My life has been full of artificial standards of what makes a person important or valuable, no matter how hard I’ve tried to fight them.  Even when I can free myself from judgments about others, I lay them thick on myself.  From career to mothering to education,  I replay the tape of my choices and cringe, forgetting that at every moment, I truly did the best I was capable of at the time.  When I am fair, I realize that it’s more complicated than my simplistic rubrics allow. Yet, I am stuck buzzing around in my head about what I haven’t done, what I am not, where I have fallen short.

So today, as I turn 53, I am giving myself a gift.  At this fudged midpoint, I am deciding to take a sabbatical from the shoulds and the haven’t happeneds and try to sit in this year, this space, this huge opportunity.  I suspect that if I were 95, I would feel delighted and amazed if I could spend a week in the body of a 53 year old.  So why not enjoy it now with delight instead of scorning its creaking and wrinkled bits?

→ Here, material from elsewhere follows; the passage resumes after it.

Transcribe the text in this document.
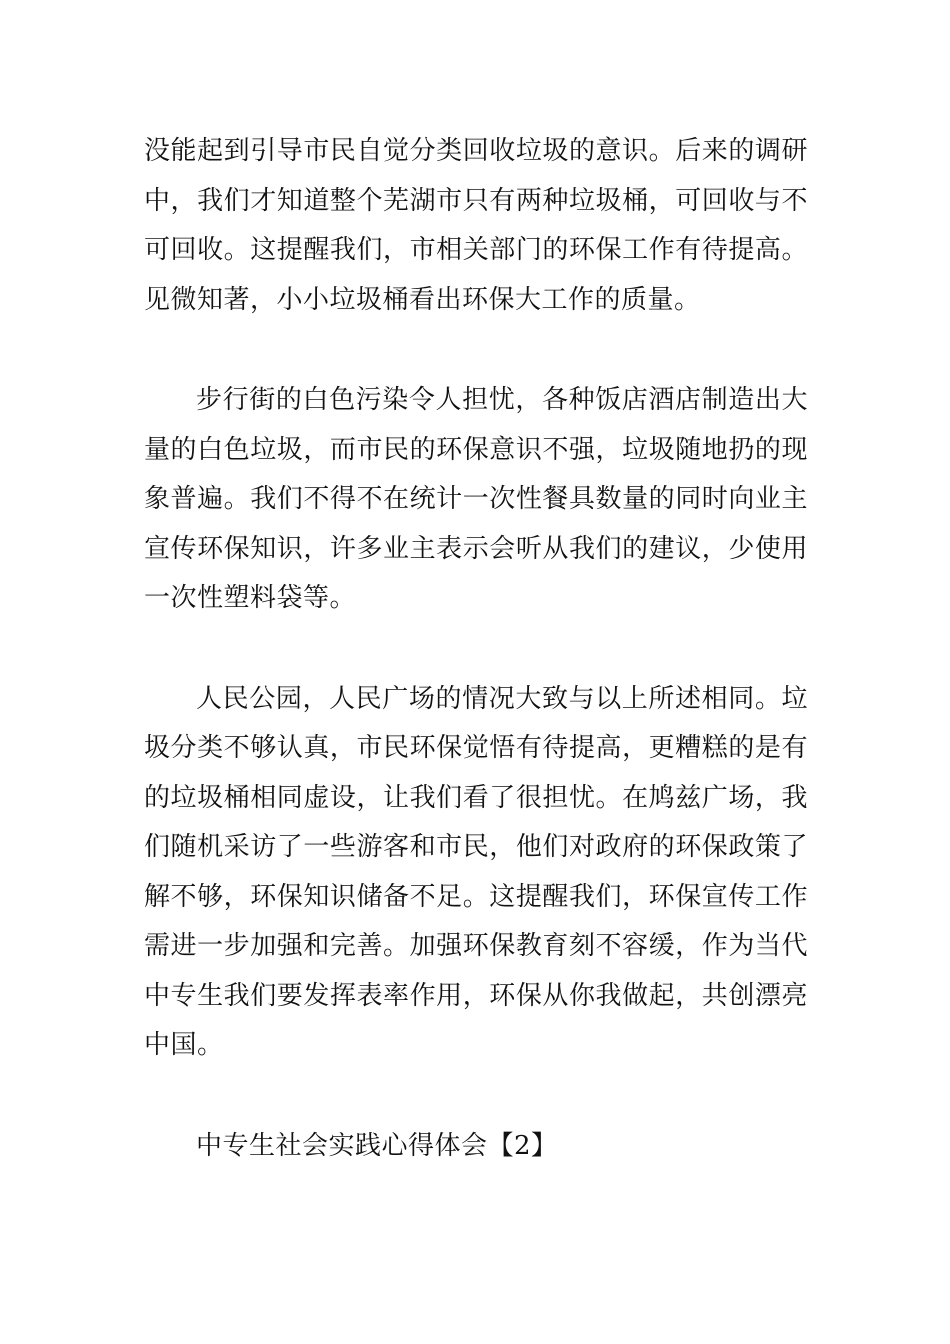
没能起到引导市民自觉分类回收垃圾的意识。后来的调研中，我们才知道整个芜湖市只有两种垃圾桶，可回收与不可回收。这提醒我们，市相关部门的环保工作有待提高。见微知著，小小垃圾桶看出环保大工作的质量。

步行街的白色污染令人担忧，各种饭店酒店制造出大量的白色垃圾，而市民的环保意识不强，垃圾随地扔的现象普遍。我们不得不在统计一次性餐具数量的同时向业主宣传环保知识，许多业主表示会听从我们的建议，少使用一次性塑料袋等。

人民公园，人民广场的情况大致与以上所述相同。垃圾分类不够认真，市民环保觉悟有待提高，更糟糕的是有的垃圾桶相同虚设，让我们看了很担忧。在鸠兹广场，我们随机采访了一些游客和市民，他们对政府的环保政策了解不够，环保知识储备不足。这提醒我们，环保宣传工作需进一步加强和完善。加强环保教育刻不容缓，作为当代中专生我们要发挥表率作用，环保从你我做起，共创漂亮中国。

中专生社会实践心得体会【2】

In order to enjoy the possibilities of what the next decades may bring, I am turning off the cruise control and changing the rules. No matter how I have done things in the past, I choose now to do them differently.  Just like that.

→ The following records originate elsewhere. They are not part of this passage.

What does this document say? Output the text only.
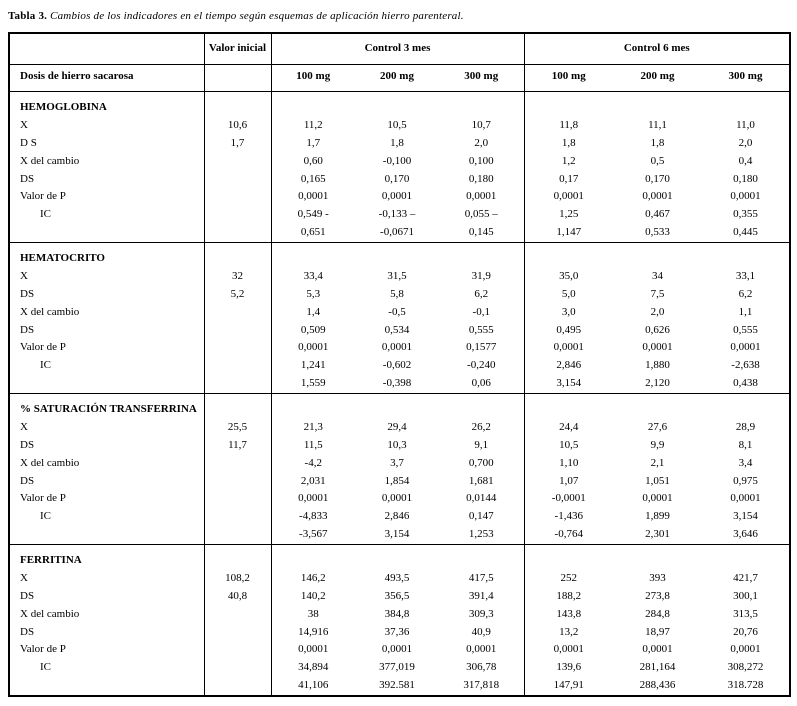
Tabla 3. Cambios de los indicadores en el tiempo según esquemas de aplicación hierro parenteral.

	Valor inicial	Control 3 mes			Control 6 mes		
Dosis de hierro sacarosa		100 mg	200 mg	300 mg	100 mg	200 mg	300 mg
HEMOGLOBINA							
X	10,6	11,2	10,5	10,7	11,8	11,1	11,0
D S	1,7	1,7	1,8	2,0	1,8	1,8	2,0
X del cambio		0,60	-0,100	0,100	1,2	0,5	0,4
DS		0,165	0,170	0,180	0,17	0,170	0,180
Valor de P		0,0001	0,0001	0,0001	0,0001	0,0001	0,0001
IC		0,549 -	-0,133 –	0,055 –	1,25	0,467	0,355
		0,651	-0,0671	0,145	1,147	0,533	0,445
HEMATOCRITO							
X	32	33,4	31,5	31,9	35,0	34	33,1
DS	5,2	5,3	5,8	6,2	5,0	7,5	6,2
X del cambio		1,4	-0,5	-0,1	3,0	2,0	1,1
DS		0,509	0,534	0,555	0,495	0,626	0,555
Valor de P		0,0001	0,0001	0,1577	0,0001	0,0001	0,0001
IC		1,241	-0,602	-0,240	2,846	1,880	-2,638
		1,559	-0,398	0,06	3,154	2,120	0,438
% SATURACIÓN TRANSFERRINA							
X	25,5	21,3	29,4	26,2	24,4	27,6	28,9
DS	11,7	11,5	10,3	9,1	10,5	9,9	8,1
X del cambio		-4,2	3,7	0,700	1,10	2,1	3,4
DS		2,031	1,854	1,681	1,07	1,051	0,975
Valor de P		0,0001	0,0001	0,0144	-0,0001	0,0001	0,0001
IC		-4,833	2,846	0,147	-1,436	1,899	3,154
		-3,567	3,154	1,253	-0,764	2,301	3,646
FERRITINA							
X	108,2	146,2	493,5	417,5	252	393	421,7
DS	40,8	140,2	356,5	391,4	188,2	273,8	300,1
X del cambio		38	384,8	309,3	143,8	284,8	313,5
DS		14,916	37,36	40,9	13,2	18,97	20,76
Valor de P		0,0001	0,0001	0,0001	0,0001	0,0001	0,0001
IC		34,894	377,019	306,78	139,6	281,164	308,272
		41,106	392.581	317,818	147,91	288,436	318.728
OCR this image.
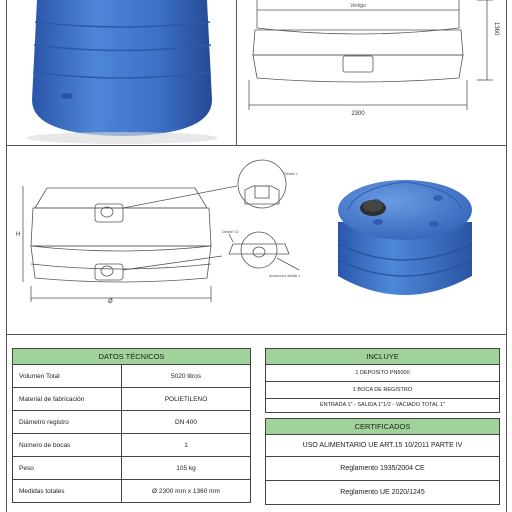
2300
1360
Vertigo
H
Ø
Detalle 1
Detalle 1/2
Accesorios detalle 1
DATOS TÉCNICOS	
Volumen Total	5020 litros
Material de fabricación	POLIETILENO
Diámetro registro	DN 400
Número de bocas	1
Peso	105 kg
Medidas totales	Ø 2300 mm x 1360 mm
INCLUYE
1 DEPOSITO PN5000
1 BOCA DE REGISTRO
ENTRADA 1" - SALIDA 1"1/2 - VACIADO TOTAL 1"
CERTIFICADOS
USO ALIMENTARIO UE ART.15 10/2011 PARTE IV
Reglamento 1935/2004 CE
Reglamento UE 2020/1245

Since I was a child, I have observed elders around me—the average, the exceptionally inspiring, and the embarrassingly horrific—and wondered how they got to be who they are. It is a curious process, aging, that often removes the tact filter and amplifies the extremes of personalities.  Many appear to stop receiving input around midlife, content to live with the lessons already learned, which they defend with gusto within a gradually contracting shell.  A rare set seems to have found a way to keep the doors wide open, They grow in wonder and enthusiasm, rooted in a deep wisdom and calm. I want that for myself.  Desperately.

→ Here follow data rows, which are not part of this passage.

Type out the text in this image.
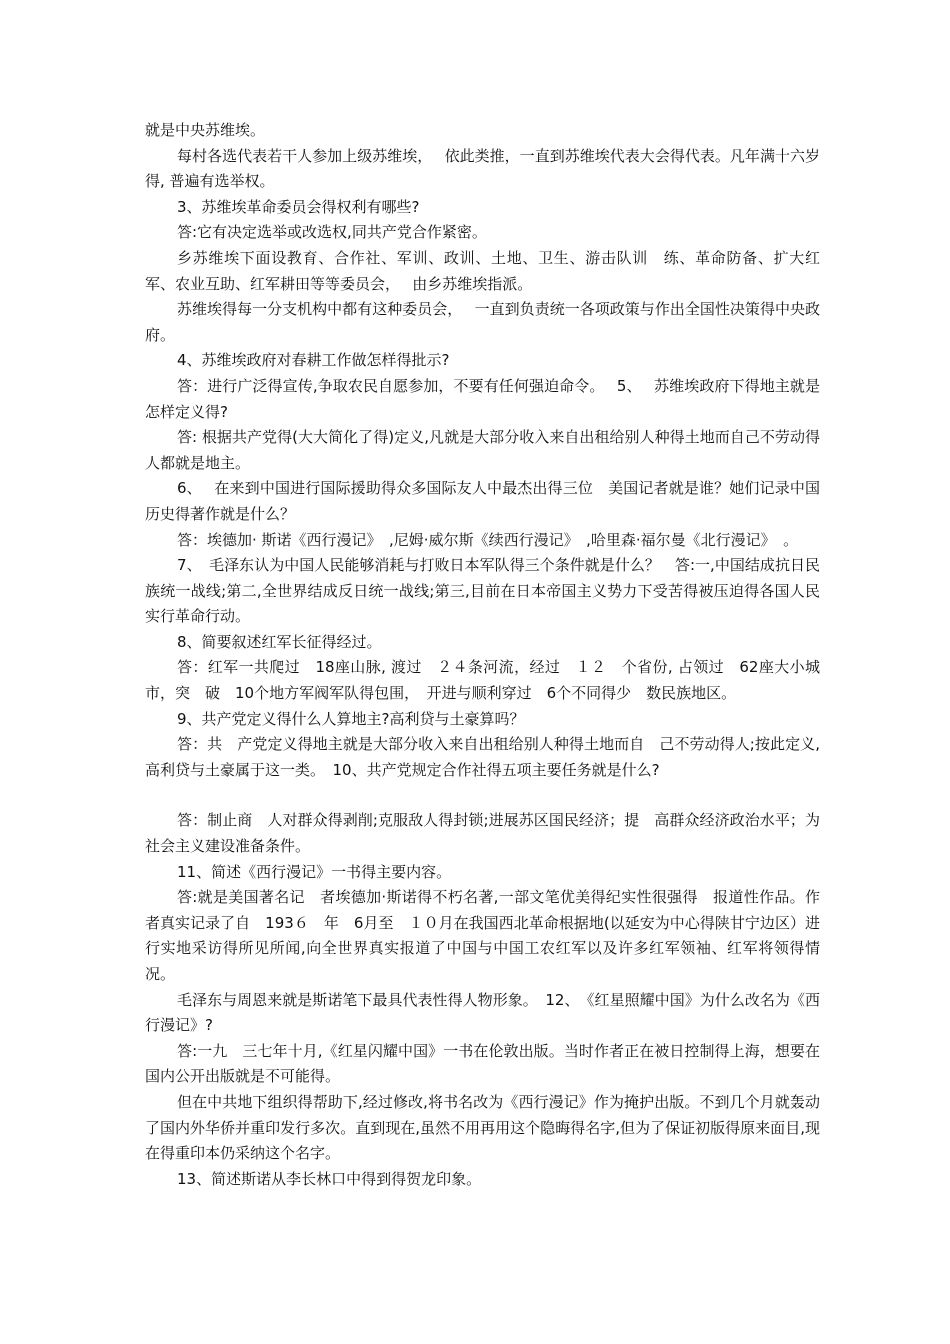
就是中央苏维埃。

每村各选代表若干人参加上级苏维埃，　 依此类推，一直到苏维埃代表大会得代表。凡年满十六岁得, 普遍有选举权。

3、苏维埃革命委员会得权利有哪些?

答:它有决定选举或改选权,同共产党合作紧密。

乡苏维埃下面设教育、合作社、军训、政训、土地、卫生、游击队训　练、革命防备、扩大红军、农业互助、红军耕田等等委员会，　 由乡苏维埃指派。

苏维埃得每一分支机构中都有这种委员会，　 一直到负责统一各项政策与作出全国性决策得中央政府。

4、苏维埃政府对春耕工作做怎样得批示?

答：进行广泛得宣传,争取农民自愿参加，不要有任何强迫命令。　 5、　 苏维埃政府下得地主就是怎样定义得?

答: 根据共产党得(大大简化了得)定义,凡就是大部分收入来自出租给别人种得土地而自己不劳动得人都就是地主。

6、　 在来到中国进行国际援助得众多国际友人中最杰出得三位　美国记者就是谁？她们记录中国历史得著作就是什么？

答：埃德加· 斯诺《西行漫记》　,尼姆·威尔斯《续西行漫记》　,哈里森·福尔曼《北行漫记》　。

7、　毛泽东认为中国人民能够消耗与打败日本军队得三个条件就是什么？　答:一,中国结成抗日民族统一战线;第二,全世界结成反日统一战线;第三,目前在日本帝国主义势力下受苦得被压迫得各国人民实行革命行动。

8、简要叙述红军长征得经过。

答：红军一共爬过　18座山脉, 渡过　２４条河流，经过　１２　个省份, 占领过　62座大小城市，突　破　10个地方军阀军队得包围，　开进与顺利穿过　6个不同得少　数民族地区。

9、共产党定义得什么人算地主?高利贷与土豪算吗？

答：共　产党定义得地主就是大部分收入来自出租给别人种得土地而自　己不劳动得人;按此定义,高利贷与土豪属于这一类。　10、共产党规定合作社得五项主要任务就是什么?

答：制止商　人对群众得剥削;克服敌人得封锁;进展苏区国民经济；提　高群众经济政治水平；为社会主义建设准备条件。

11、简述《西行漫记》一书得主要内容。

答:就是美国著名记　者埃德加·斯诺得不朽名著,一部文笔优美得纪实性很强得　报道性作品。作者真实记录了自　193６　年　6月至　１０月在我国西北革命根据地(以延安为中心得陕甘宁边区）进行实地采访得所见所闻,向全世界真实报道了中国与中国工农红军以及许多红军领袖、红军将领得情况。

毛泽东与周恩来就是斯诺笔下最具代表性得人物形象。　12、　《红星照耀中国》为什么改名为《西行漫记》?

答:一九　三七年十月,《红星闪耀中国》一书在伦敦出版。当时作者正在被日控制得上海，想要在国内公开出版就是不可能得。

但在中共地下组织得帮助下,经过修改,将书名改为《西行漫记》作为掩护出版。不到几个月就轰动了国内外华侨并重印发行多次。直到现在,虽然不用再用这个隐晦得名字,但为了保证初版得原来面目,现在得重印本仍采纳这个名字。

13、简述斯诺从李长林口中得到得贺龙印象。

Although I mostly still feel young, and like life is nearly limitless, I am also a gardener.  I know that a small bend in a young tree turns into something unchangeable with time.  Before I move on, I plan to mull over what I’ve learned, to think about who I’d like to be going forward. Labels and accomplishments have done little for me.  I am ready to leave their emptiness, to be mentored instead by real people who have shown me that it is possible for this next part of life more grateful, loving and fruitful than ever.

I wish to listen more, understand better, and continue to learn, to be more accepting and forgiving–to throw around compliments and encouragement with wild abandon. I expect to make lots of mistakes.  That’s how we learn.   As long as I know which direction I’m walking in, I will get there.